For whatever naive reason I allowed myself to assume that Western Europe had finally begun to understand that police states are regressive and undesirable. Each passing day, it becomes clearer and clearer that realization has still yet to be made.
Before you get on ze net, ve neet to zee your papers. Your papers, bitte.
First, switch to Open DNS, second, vote the bastards out. Keep voting the bastards out until you get your bastards in there.
Censorship is *always* backed by the majority. Doesn't keep it from being a violation of human rights.
Liberte, Egalite, Fraternite (TM)
Yeah, that is exactly what Alexis de Tocqueville and John Stuart Mill warned about when they talked about the "Tyranny of the majority."
SJW: Someone who has run out of real oppression, and has to fake it.
Read TFA. This is not a 'police state' in the forming.
Indeed not. When the police can decide what you are and aren't allowed to access on the Internet, the police state is already here.
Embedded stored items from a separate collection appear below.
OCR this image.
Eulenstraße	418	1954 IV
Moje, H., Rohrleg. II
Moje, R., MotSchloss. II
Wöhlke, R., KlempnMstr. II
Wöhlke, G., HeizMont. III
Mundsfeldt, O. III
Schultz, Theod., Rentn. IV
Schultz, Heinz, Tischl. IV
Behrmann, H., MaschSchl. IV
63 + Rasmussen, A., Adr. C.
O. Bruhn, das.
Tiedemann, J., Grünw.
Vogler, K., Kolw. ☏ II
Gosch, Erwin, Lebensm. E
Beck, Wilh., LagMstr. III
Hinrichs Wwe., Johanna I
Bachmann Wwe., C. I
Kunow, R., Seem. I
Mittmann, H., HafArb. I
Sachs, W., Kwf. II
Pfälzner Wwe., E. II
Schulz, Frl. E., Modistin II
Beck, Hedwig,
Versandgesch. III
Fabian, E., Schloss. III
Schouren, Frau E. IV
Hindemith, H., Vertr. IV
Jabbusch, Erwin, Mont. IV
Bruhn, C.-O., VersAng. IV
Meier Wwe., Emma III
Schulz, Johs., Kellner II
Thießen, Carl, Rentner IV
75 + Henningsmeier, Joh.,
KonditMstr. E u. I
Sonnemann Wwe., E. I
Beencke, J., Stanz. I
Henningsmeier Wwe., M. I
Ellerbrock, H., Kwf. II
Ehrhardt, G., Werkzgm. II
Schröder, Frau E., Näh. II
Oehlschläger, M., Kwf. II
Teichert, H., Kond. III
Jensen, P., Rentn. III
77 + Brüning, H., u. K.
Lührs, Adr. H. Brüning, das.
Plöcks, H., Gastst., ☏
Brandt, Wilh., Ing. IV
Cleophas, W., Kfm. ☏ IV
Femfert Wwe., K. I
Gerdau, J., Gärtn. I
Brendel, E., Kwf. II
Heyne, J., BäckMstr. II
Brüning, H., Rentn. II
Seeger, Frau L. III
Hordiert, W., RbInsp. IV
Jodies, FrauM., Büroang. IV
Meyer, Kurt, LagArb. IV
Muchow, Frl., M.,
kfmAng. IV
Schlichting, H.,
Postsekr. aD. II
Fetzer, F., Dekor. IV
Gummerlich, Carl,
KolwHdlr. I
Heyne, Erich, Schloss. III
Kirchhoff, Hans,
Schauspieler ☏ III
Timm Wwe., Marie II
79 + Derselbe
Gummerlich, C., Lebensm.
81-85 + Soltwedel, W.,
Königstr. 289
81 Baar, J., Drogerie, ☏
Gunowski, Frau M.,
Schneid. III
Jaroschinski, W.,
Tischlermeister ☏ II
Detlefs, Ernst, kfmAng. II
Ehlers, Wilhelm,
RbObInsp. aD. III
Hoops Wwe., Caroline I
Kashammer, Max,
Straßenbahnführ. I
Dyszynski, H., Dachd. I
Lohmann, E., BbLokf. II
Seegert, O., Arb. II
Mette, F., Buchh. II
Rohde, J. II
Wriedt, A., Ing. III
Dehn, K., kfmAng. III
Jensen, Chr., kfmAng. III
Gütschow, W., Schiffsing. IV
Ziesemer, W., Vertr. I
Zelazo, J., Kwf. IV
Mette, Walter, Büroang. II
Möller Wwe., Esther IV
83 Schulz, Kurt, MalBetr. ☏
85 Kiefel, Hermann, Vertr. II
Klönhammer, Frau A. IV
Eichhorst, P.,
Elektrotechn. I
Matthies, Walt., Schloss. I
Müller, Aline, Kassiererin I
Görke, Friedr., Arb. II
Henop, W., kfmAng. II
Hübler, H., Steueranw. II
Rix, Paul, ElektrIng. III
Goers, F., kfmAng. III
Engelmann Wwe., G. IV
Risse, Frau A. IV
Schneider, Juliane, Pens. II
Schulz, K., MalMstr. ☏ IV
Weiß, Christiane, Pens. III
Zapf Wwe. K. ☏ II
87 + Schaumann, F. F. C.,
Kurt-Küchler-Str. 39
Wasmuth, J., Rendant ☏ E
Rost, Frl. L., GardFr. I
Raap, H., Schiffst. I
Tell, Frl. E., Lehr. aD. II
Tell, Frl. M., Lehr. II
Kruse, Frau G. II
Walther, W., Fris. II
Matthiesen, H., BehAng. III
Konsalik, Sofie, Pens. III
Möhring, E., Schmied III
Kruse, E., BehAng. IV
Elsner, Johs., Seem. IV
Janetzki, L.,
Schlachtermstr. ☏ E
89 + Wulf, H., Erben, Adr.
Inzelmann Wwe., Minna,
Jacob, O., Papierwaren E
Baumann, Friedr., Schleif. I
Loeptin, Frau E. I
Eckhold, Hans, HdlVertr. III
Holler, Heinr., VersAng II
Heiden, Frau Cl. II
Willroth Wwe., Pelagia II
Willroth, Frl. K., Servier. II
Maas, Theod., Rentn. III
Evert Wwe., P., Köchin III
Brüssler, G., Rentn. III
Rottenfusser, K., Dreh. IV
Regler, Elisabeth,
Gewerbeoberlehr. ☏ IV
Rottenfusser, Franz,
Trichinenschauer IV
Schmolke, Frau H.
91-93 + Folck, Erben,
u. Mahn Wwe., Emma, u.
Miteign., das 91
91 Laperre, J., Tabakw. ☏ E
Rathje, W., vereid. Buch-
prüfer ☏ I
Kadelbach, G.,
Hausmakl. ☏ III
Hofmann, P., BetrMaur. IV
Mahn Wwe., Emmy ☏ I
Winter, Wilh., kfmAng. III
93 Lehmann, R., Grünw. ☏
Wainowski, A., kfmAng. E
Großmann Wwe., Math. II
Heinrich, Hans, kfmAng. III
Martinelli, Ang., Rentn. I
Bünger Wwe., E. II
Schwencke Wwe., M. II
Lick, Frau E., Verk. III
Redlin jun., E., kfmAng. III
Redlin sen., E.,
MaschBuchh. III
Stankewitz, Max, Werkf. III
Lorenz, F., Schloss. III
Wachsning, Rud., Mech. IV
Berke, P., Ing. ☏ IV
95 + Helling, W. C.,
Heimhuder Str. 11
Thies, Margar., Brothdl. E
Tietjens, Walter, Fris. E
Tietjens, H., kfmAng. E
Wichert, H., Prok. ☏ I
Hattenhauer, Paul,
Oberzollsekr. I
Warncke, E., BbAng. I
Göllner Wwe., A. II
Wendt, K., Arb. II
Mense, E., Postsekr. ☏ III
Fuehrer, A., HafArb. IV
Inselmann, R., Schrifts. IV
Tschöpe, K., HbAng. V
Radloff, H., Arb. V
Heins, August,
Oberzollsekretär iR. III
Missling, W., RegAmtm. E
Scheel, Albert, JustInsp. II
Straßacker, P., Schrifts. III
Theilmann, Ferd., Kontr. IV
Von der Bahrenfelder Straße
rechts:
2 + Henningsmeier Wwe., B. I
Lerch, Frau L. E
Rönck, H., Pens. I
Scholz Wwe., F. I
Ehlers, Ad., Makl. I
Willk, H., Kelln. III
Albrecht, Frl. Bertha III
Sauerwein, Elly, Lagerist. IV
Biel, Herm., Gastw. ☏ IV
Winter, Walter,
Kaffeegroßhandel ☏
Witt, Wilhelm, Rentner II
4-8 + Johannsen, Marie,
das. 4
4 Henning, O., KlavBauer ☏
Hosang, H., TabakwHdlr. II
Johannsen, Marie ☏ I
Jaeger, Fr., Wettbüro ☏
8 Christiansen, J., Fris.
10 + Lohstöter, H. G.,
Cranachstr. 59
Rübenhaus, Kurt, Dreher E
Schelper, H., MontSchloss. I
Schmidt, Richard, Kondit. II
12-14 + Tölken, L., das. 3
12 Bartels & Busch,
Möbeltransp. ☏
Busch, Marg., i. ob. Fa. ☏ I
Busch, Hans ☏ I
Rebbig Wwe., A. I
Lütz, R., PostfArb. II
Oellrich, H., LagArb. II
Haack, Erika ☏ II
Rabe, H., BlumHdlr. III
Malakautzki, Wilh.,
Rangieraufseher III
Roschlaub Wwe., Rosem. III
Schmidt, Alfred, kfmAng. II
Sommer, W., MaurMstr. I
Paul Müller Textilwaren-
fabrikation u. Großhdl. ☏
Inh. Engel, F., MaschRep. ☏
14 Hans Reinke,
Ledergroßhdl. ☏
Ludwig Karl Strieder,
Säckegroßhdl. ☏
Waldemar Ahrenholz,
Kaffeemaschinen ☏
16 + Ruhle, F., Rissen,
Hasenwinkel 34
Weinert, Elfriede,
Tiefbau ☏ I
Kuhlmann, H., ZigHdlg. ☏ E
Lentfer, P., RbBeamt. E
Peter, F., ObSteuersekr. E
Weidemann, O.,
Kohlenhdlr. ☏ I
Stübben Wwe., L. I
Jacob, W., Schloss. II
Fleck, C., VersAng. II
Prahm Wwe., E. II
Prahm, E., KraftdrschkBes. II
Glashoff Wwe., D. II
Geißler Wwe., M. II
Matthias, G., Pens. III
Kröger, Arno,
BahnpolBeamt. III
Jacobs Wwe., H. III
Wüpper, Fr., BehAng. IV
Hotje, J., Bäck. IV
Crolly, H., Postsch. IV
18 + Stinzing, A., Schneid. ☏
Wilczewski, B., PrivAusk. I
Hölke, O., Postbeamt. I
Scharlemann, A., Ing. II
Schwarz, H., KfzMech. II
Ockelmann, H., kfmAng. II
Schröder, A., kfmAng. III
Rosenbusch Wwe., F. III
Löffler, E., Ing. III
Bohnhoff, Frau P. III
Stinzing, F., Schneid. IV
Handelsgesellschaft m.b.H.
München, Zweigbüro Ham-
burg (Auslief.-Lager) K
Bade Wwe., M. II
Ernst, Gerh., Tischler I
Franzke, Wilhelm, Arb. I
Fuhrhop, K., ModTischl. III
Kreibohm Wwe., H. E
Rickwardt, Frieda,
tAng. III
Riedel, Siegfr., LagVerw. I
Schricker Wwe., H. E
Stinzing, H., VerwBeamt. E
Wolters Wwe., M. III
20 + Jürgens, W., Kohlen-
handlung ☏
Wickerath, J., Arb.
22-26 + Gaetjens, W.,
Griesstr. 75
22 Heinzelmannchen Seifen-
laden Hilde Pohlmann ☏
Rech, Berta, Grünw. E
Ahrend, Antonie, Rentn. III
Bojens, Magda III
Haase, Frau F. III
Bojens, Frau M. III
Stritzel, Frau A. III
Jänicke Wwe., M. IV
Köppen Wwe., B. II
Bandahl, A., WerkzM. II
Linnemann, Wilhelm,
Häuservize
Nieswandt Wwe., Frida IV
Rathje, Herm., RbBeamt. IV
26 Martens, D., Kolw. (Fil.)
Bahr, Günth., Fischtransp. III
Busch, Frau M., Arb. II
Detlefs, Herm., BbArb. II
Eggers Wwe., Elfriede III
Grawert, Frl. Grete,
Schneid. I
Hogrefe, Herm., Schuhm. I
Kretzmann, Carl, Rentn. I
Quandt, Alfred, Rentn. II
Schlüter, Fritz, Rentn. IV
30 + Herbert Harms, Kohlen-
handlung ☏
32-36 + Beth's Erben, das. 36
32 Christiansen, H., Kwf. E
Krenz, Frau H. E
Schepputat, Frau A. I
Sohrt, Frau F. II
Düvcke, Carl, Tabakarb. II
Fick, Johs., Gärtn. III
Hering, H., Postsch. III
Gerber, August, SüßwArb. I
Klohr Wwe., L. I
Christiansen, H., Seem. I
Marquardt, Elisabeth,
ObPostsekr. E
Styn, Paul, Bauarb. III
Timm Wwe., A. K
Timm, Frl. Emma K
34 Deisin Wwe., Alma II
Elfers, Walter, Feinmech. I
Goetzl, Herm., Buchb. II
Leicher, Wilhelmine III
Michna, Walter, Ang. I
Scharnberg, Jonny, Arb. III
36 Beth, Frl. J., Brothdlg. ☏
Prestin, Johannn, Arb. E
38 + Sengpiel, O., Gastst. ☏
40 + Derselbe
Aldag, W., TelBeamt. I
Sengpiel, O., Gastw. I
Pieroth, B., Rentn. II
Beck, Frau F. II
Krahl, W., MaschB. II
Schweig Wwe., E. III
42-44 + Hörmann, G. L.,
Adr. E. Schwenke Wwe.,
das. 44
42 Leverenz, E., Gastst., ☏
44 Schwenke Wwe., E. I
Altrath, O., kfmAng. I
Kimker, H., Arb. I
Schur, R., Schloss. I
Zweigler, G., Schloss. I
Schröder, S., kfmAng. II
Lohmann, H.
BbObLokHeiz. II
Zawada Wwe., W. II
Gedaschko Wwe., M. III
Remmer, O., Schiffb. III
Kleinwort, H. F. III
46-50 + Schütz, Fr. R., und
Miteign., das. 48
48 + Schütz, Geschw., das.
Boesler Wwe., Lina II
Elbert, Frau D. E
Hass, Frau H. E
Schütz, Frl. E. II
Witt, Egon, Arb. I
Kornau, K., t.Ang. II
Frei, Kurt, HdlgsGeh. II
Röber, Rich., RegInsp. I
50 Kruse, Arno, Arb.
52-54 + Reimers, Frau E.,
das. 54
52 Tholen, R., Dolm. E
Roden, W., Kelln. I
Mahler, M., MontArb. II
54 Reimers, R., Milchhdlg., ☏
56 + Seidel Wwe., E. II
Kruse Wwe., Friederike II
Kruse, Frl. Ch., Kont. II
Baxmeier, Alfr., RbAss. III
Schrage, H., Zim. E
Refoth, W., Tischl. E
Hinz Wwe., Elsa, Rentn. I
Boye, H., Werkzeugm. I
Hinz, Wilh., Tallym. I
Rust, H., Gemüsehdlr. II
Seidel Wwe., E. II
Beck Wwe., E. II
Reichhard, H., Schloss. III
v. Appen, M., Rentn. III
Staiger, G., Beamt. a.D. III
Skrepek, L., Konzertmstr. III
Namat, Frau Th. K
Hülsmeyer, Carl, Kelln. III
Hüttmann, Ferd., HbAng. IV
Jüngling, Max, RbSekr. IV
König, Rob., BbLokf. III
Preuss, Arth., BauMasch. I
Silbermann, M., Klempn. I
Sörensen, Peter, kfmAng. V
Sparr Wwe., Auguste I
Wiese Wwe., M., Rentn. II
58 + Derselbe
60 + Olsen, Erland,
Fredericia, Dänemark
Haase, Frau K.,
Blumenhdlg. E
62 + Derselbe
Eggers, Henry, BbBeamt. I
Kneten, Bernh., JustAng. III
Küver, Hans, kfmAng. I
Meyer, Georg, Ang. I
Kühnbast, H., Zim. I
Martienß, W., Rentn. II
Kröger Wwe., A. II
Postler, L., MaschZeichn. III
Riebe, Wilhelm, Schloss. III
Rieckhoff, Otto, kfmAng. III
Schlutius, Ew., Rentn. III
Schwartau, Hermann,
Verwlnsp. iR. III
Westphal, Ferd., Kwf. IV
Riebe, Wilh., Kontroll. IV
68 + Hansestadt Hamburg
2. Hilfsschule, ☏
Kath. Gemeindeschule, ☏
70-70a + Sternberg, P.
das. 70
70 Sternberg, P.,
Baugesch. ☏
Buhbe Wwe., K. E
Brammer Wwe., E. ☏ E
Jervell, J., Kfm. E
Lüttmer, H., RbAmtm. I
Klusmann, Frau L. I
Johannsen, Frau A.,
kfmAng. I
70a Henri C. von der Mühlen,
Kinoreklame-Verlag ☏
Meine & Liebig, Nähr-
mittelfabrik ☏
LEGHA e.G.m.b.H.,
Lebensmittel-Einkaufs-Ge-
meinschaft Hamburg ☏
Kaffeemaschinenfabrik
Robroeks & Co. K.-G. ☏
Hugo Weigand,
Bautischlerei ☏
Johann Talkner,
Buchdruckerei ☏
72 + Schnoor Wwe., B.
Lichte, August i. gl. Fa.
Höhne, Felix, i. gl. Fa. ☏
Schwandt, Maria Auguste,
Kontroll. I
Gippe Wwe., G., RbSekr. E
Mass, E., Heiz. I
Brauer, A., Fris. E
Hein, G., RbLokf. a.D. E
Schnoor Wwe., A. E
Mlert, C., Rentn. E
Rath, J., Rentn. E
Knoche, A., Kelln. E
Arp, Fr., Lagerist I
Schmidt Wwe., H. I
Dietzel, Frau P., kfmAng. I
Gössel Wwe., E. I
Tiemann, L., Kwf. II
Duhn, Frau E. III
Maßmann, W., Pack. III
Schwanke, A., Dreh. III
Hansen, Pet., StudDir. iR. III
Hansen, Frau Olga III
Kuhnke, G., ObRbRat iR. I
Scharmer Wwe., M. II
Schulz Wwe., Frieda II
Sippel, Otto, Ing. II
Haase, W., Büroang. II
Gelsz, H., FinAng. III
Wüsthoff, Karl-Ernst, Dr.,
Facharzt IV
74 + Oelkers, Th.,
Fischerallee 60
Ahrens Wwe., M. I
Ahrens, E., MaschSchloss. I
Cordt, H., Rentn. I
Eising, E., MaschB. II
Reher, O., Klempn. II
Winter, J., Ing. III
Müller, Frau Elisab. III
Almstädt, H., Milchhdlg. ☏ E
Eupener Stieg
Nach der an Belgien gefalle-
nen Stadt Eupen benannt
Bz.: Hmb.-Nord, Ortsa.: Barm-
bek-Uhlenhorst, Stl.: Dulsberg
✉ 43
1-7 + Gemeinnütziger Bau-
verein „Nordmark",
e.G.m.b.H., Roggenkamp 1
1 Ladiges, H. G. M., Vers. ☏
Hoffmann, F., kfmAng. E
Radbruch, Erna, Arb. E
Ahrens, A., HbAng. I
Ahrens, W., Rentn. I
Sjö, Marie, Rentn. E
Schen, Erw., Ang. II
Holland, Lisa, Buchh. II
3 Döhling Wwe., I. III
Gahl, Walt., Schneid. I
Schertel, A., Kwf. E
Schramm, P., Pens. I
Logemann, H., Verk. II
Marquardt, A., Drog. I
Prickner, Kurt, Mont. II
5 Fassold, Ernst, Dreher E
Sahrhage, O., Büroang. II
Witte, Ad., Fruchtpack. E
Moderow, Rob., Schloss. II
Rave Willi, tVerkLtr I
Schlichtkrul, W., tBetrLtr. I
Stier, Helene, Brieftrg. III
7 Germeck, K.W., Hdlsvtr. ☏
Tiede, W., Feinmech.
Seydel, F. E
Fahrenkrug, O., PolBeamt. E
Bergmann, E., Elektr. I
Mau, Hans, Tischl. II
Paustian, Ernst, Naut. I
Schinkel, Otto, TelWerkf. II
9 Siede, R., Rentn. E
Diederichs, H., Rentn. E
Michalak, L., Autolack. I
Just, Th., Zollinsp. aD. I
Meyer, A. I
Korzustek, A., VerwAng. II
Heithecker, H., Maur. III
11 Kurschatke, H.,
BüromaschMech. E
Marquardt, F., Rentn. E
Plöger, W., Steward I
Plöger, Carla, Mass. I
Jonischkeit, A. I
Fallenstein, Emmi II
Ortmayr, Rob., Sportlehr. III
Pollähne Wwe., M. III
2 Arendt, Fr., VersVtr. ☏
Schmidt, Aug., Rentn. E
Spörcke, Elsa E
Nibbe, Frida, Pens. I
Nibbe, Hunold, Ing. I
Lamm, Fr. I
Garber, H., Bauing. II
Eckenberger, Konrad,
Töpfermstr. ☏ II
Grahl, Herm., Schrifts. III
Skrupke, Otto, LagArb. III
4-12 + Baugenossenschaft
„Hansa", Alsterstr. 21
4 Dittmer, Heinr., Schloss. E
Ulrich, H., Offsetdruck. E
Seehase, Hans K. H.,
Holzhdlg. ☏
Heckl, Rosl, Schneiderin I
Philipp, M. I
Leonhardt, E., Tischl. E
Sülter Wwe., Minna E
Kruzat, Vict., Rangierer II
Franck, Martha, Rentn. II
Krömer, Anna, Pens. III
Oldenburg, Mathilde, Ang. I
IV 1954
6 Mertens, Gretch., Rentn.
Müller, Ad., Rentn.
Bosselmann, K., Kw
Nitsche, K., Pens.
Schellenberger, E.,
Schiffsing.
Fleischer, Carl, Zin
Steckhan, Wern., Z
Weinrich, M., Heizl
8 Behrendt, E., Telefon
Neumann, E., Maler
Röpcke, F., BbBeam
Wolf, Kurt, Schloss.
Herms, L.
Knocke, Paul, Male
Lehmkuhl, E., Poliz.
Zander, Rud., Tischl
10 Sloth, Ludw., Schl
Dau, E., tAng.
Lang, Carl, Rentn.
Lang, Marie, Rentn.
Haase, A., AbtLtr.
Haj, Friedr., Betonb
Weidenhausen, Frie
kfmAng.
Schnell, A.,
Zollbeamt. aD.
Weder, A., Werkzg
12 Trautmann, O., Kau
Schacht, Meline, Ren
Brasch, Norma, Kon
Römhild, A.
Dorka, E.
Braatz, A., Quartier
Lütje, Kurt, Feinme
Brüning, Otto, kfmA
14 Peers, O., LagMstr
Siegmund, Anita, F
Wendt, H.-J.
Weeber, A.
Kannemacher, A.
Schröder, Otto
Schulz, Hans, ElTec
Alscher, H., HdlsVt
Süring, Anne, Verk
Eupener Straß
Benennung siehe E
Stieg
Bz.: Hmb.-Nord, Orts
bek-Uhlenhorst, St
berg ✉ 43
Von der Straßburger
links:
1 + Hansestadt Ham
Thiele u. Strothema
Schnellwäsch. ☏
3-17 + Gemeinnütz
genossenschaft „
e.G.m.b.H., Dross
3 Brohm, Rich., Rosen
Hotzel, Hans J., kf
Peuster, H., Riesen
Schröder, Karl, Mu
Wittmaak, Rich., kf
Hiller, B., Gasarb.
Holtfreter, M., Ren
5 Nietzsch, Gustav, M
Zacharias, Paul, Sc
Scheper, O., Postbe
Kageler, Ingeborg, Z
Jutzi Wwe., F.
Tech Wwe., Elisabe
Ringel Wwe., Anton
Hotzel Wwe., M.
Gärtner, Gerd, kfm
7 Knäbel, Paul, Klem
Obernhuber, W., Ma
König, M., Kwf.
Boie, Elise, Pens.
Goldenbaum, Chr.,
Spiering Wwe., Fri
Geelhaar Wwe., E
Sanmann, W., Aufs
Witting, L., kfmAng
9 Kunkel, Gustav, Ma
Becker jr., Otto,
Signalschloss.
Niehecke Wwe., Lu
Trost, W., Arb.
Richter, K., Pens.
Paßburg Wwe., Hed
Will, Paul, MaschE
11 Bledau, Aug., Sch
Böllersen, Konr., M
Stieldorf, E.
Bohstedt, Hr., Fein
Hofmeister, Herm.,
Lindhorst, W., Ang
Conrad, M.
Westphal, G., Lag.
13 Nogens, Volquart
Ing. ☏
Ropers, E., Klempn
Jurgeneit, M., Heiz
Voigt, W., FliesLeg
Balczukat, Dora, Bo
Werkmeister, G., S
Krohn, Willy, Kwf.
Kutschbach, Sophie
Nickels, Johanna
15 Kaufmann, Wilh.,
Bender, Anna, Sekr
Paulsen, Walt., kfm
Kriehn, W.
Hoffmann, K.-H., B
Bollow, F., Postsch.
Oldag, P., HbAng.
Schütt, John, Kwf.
The real discouraging thing here isn't the law itself (though that'd be enough in and of itself), it's the fact that despite criticism from all sides, a huge petition, thousands of people writing their elected officials and several protests outside government buildings the law is still being passed. Hell I've even seen stickers protesting the proposed law at bus stops and train stations. The "Zensursula" stickers are everywhere around here. When your government flat out ignores these things what's left to do? Wait for the next election, elect some other party into the majority and hope they actually behave differently? Just seems like every year things get worse, no matter who's in office.
One other fun fact, the ruling parties (the CDU and SPD) have already mentioned using this blacklist for other things too, mainly gambling sites, Islamic sites and "Killerspiele" (sites that contain or promote violent games).
It all brings to mind that South Park baseball episode where Randy gets arrested, with one small difference, "Oh I'm sorry I thought this was a democracy".
Murphey's fighting Occam, and we're in the stands.